BLOOD MOUNTAIN

LOCATION: North Georgia
HIKE STARTS: Reece Memorial Lot
HIKE ENDS: Reece Memorial Lot
TOTAL DISTANCE: 4.8 Miles
HIKE TYPE: In and Out, Backtrack Hike
HIKE DIFFICULTY: Moderate to Difficult
TRAILS USED: Reece Access Trail, A.T.
TRAIL TRAFFIC: Heavy
TRIP TYPE: Day or Overnight Hike

MORE INFORMATION:
Chattahoochee-Oconee National Forests
1755 Cleveland Highway
Gainesville, GA 30501
770 297-3000

HIGHLIGHTS: The Chattahoochee National Forest is one of two National Forests in the State of Georgia, and it takes its name from the Chattahoochee River whose headwaters begin in the North Georgia mountains. The River and the area were given the name by the English settlers who heard it from the Indians that once lived here.

The Chattahoochee National Forest was created when the Forest Service purchased 31,000 acres in Fannin, Gilmer, Lumpkin and Union Counties from the Gennett family in 1911 for $7.00 per acre. In the beginning, the Chattahoochee was part of the Nantahala and Cherokee National Forests in North Carolina and Tennessee, but eventually the Forest Service made additional land purchases and expanded the Chattahoochee to its current size of nearly 750,000 acres.

The Blood Mountain Wilderness area received its designation in 1991, and it is a sub-section of the Chattahoochee National Forest. The wilderness area is bordered to the northwest by Georgia Highway 60 and the Blue Ridge mountain range, and to the northeast by Georgia Highway 19/129 and Neels Gap. Major trails in this area include the Appalachian Trail, Freeman Trail, the Dockery Lake/Miller Gap Trail, the Coosa Backcountry Trail, the Duncan Ridge Trail, The Bare Hair Trail, and the Slaughter Creek Trail.

Blood Mountain is the highest point on the Appalachian Trail in the state of Georgia, and it is a popular destination for both overnight and day hikers since there are magnificent views from a rock outcropping at the summit. Blood Mountain and nearby Slaughter Gap were once the site of a major battle between the Cherokee and the Creek Indians. The summit is also known for an old stone shelter built by the Civilian Conservation Core during the 1930’s.
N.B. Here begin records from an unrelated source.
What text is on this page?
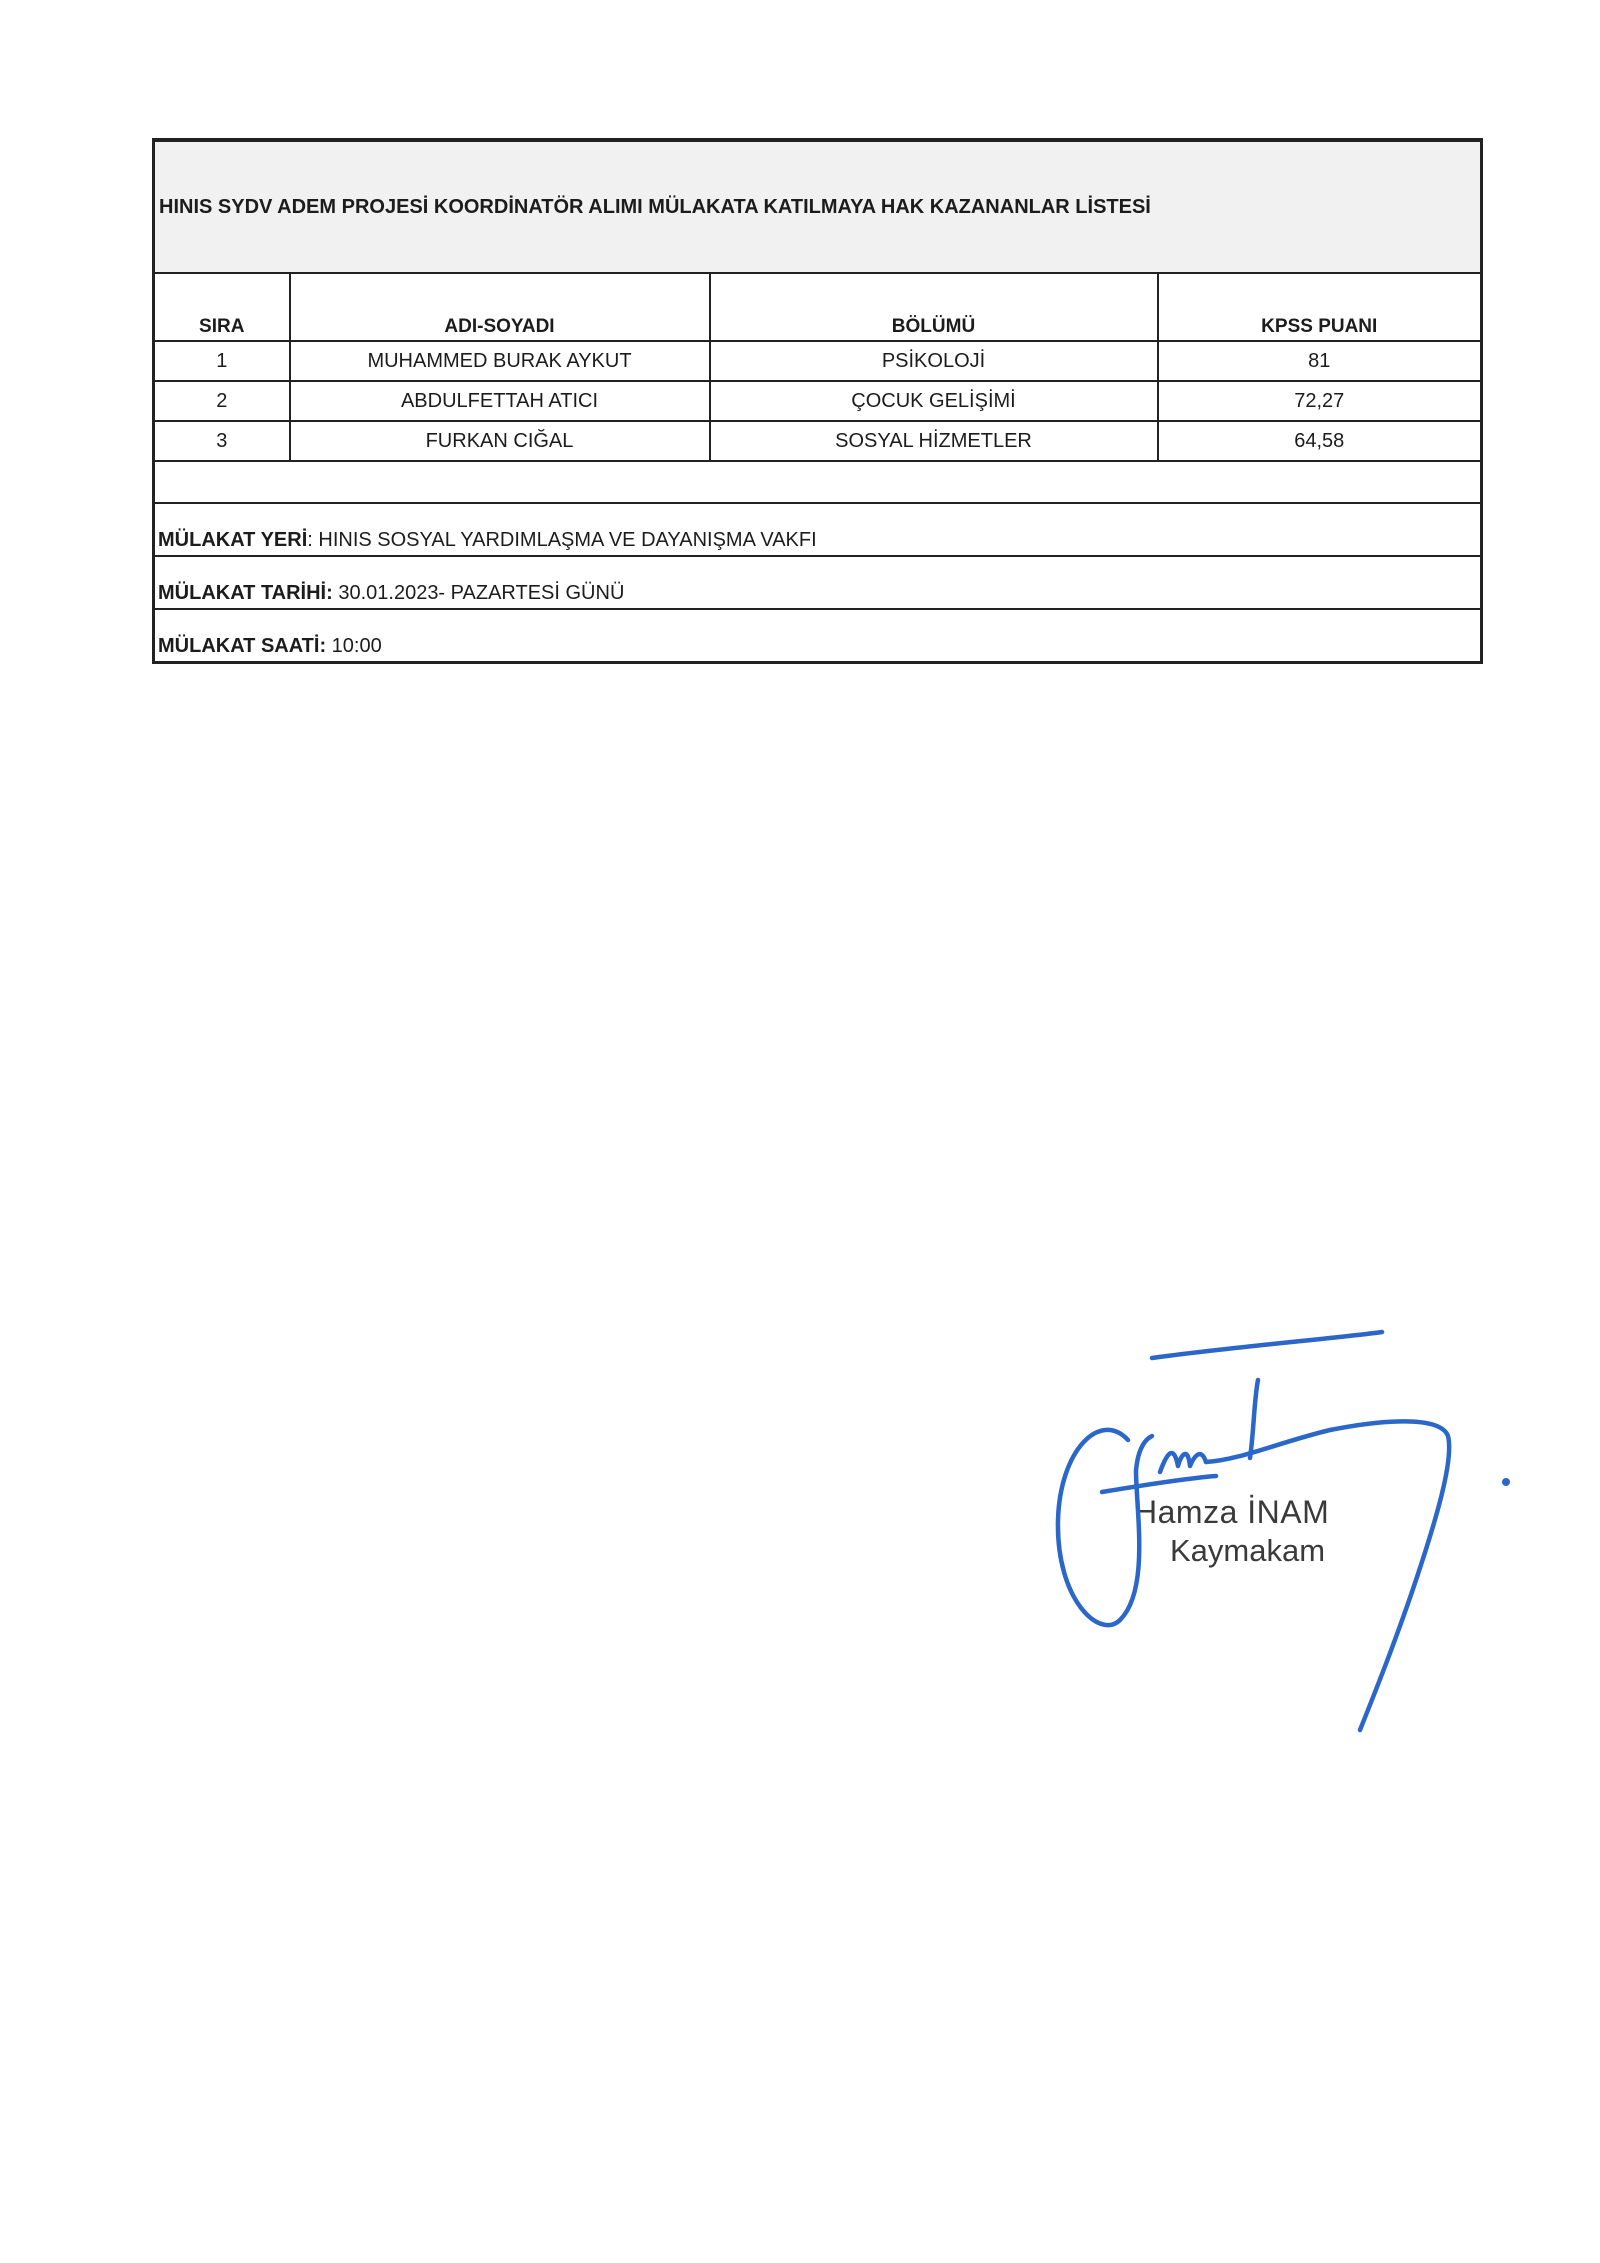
HINIS SYDV ADEM PROJESİ KOORDİNATÖR ALIMI MÜLAKATA KATILMAYA HAK KAZANANLAR LİSTESİ			
SIRA	ADI-SOYADI	BÖLÜMÜ	KPSS PUANI
1	MUHAMMED BURAK AYKUT	PSİKOLOJİ	81
2	ABDULFETTAH ATICI	ÇOCUK GELİŞİMİ	72,27
3	FURKAN CIĞAL	SOSYAL HİZMETLER	64,58

MÜLAKAT YERİ: HINIS SOSYAL YARDIMLAŞMA VE DAYANIŞMA VAKFI			
MÜLAKAT TARİHİ: 30.01.2023- PAZARTESİ GÜNÜ			
MÜLAKAT SAATİ: 10:00			
Hamza İNAM
Kaymakam
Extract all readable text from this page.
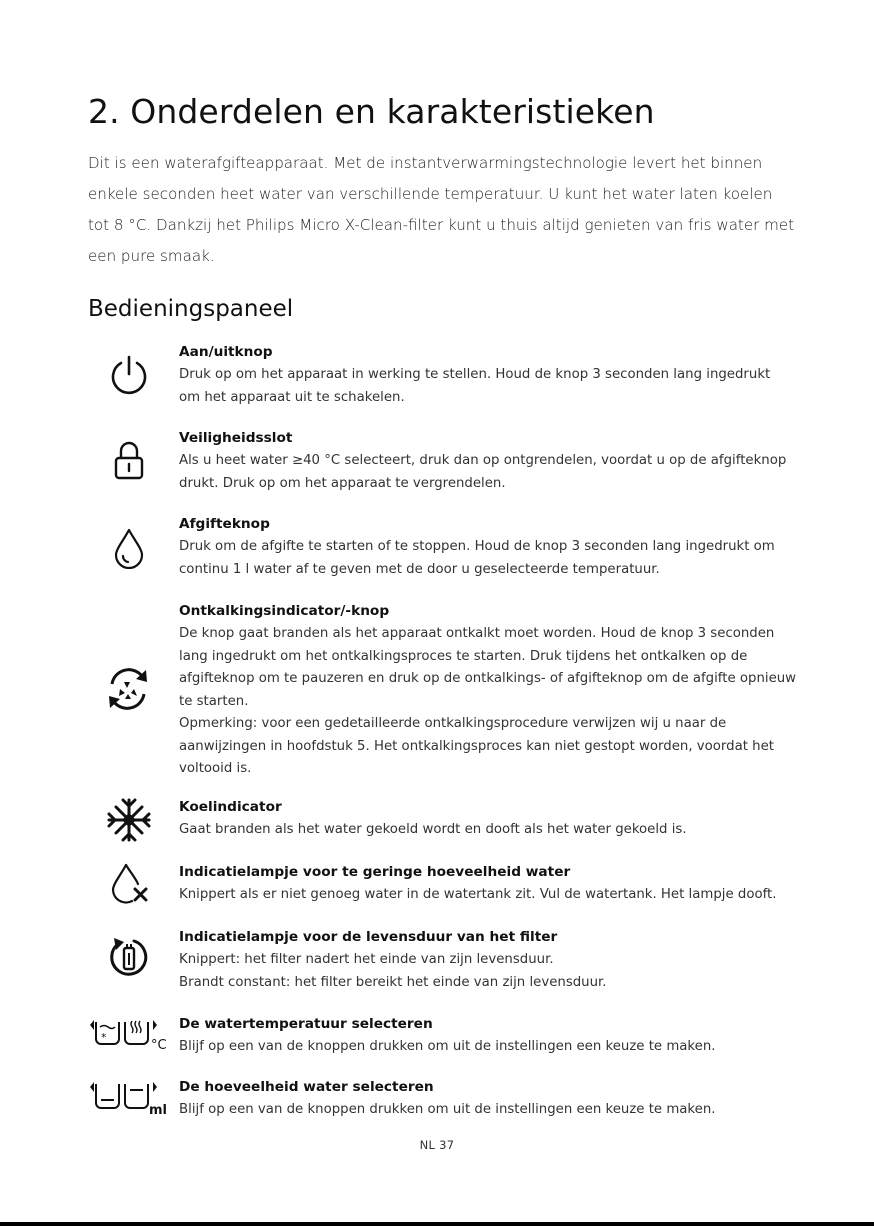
2. Onderdelen en karakteristieken

Dit is een waterafgifteapparaat. Met de instantverwarmingstechnologie levert het binnen enkele seconden heet water van verschillende temperatuur. U kunt het water laten koelen tot 8 °C. Dankzij het Philips Micro X-Clean-filter kunt u thuis altijd genieten van fris water met een pure smaak.

Bedieningspaneel
*
°C
ml
Aan/uitknop
Druk op om het apparaat in werking te stellen. Houd de knop 3 seconden lang ingedrukt
om het apparaat uit te schakelen.
Veiligheidsslot
Als u heet water ≥40 °C selecteert, druk dan op ontgrendelen, voordat u op de afgifteknop
drukt. Druk op om het apparaat te vergrendelen.
Afgifteknop
Druk om de afgifte te starten of te stoppen. Houd de knop 3 seconden lang ingedrukt om
continu 1 l water af te geven met de door u geselecteerde temperatuur.
Ontkalkingsindicator/-knop
De knop gaat branden als het apparaat ontkalkt moet worden. Houd de knop 3 seconden
lang ingedrukt om het ontkalkingsproces te starten. Druk tijdens het ontkalken op de
afgifteknop om te pauzeren en druk op de ontkalkings- of afgifteknop om de afgifte opnieuw
te starten.
Opmerking: voor een gedetailleerde ontkalkingsprocedure verwijzen wij u naar de
aanwijzingen in hoofdstuk 5. Het ontkalkingsproces kan niet gestopt worden, voordat het
voltooid is.
Koelindicator
Gaat branden als het water gekoeld wordt en dooft als het water gekoeld is.
Indicatielampje voor te geringe hoeveelheid water
Knippert als er niet genoeg water in de watertank zit. Vul de watertank. Het lampje dooft.
Indicatielampje voor de levensduur van het filter
Knippert: het filter nadert het einde van zijn levensduur.
Brandt constant: het filter bereikt het einde van zijn levensduur.
De watertemperatuur selecteren
Blijf op een van de knoppen drukken om uit de instellingen een keuze te maken.
De hoeveelheid water selecteren
Blijf op een van de knoppen drukken om uit de instellingen een keuze te maken.
NL 37
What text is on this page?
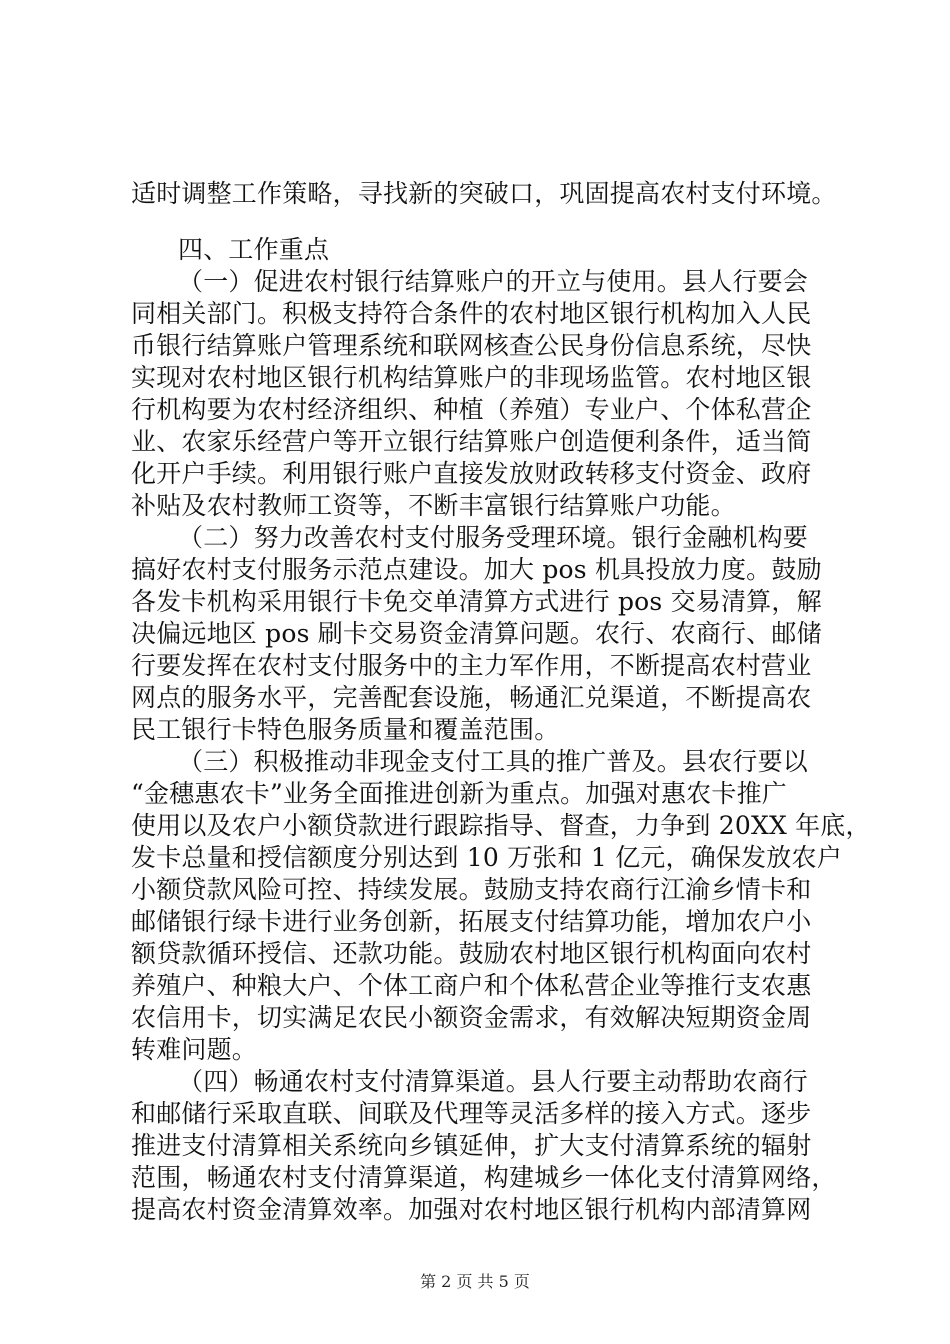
适时调整工作策略，寻找新的突破口，巩固提高农村支付环境。
四、工作重点
（一）促进农村银行结算账户的开立与使用。县人行要会
同相关部门。积极支持符合条件的农村地区银行机构加入人民
币银行结算账户管理系统和联网核查公民身份信息系统，尽快
实现对农村地区银行机构结算账户的非现场监管。农村地区银
行机构要为农村经济组织、种植（养殖）专业户、个体私营企
业、农家乐经营户等开立银行结算账户创造便利条件，适当简
化开户手续。利用银行账户直接发放财政转移支付资金、政府
补贴及农村教师工资等，不断丰富银行结算账户功能。
（二）努力改善农村支付服务受理环境。银行金融机构要
搞好农村支付服务示范点建设。加大 pos 机具投放力度。鼓励
各发卡机构采用银行卡免交单清算方式进行 pos 交易清算，解
决偏远地区 pos 刷卡交易资金清算问题。农行、农商行、邮储
行要发挥在农村支付服务中的主力军作用，不断提高农村营业
网点的服务水平，完善配套设施，畅通汇兑渠道，不断提高农
民工银行卡特色服务质量和覆盖范围。
（三）积极推动非现金支付工具的推广普及。县农行要以
“金穗惠农卡”业务全面推进创新为重点。加强对惠农卡推广
使用以及农户小额贷款进行跟踪指导、督查，力争到 20XX 年底，
发卡总量和授信额度分别达到 10 万张和 1 亿元，确保发放农户
小额贷款风险可控、持续发展。鼓励支持农商行江渝乡情卡和
邮储银行绿卡进行业务创新，拓展支付结算功能，增加农户小
额贷款循环授信、还款功能。鼓励农村地区银行机构面向农村
养殖户、种粮大户、个体工商户和个体私营企业等推行支农惠
农信用卡，切实满足农民小额资金需求，有效解决短期资金周
转难问题。
（四）畅通农村支付清算渠道。县人行要主动帮助农商行
和邮储行采取直联、间联及代理等灵活多样的接入方式。逐步
推进支付清算相关系统向乡镇延伸，扩大支付清算系统的辐射
范围，畅通农村支付清算渠道，构建城乡一体化支付清算网络，
提高农村资金清算效率。加强对农村地区银行机构内部清算网
第 2 页 共 5 页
It is listed in the National Register of Historic Places and is still used by hikers as a backcountry shelter (although no water is available at the summit).It’s a steep climb to the summit of Blood Mountain at 4,461 feet but the views from a rock outcropping near the shelter are spectacular.

We started our hike to Blood Mountain from the Reece Memorial Parking Area off GA 19/129 near Neels Gap. It’s a steep climb to the summit at 4,461 feet but the views from a rock outcropping near the shelter are spectacular. Blood Mountain is the highest point on the Appalachian Trail in Georgia, and it is the second highest peak in the State (after Brasstown Bald.) As a result, the area is heavily used and no campfires are permitted near the summit. There are a number of side trails in this area, however, and a variety of hikes and campsites are available that use blue blazed side trails instead of the Appalachian Trail (where most of the foot traffic is focused).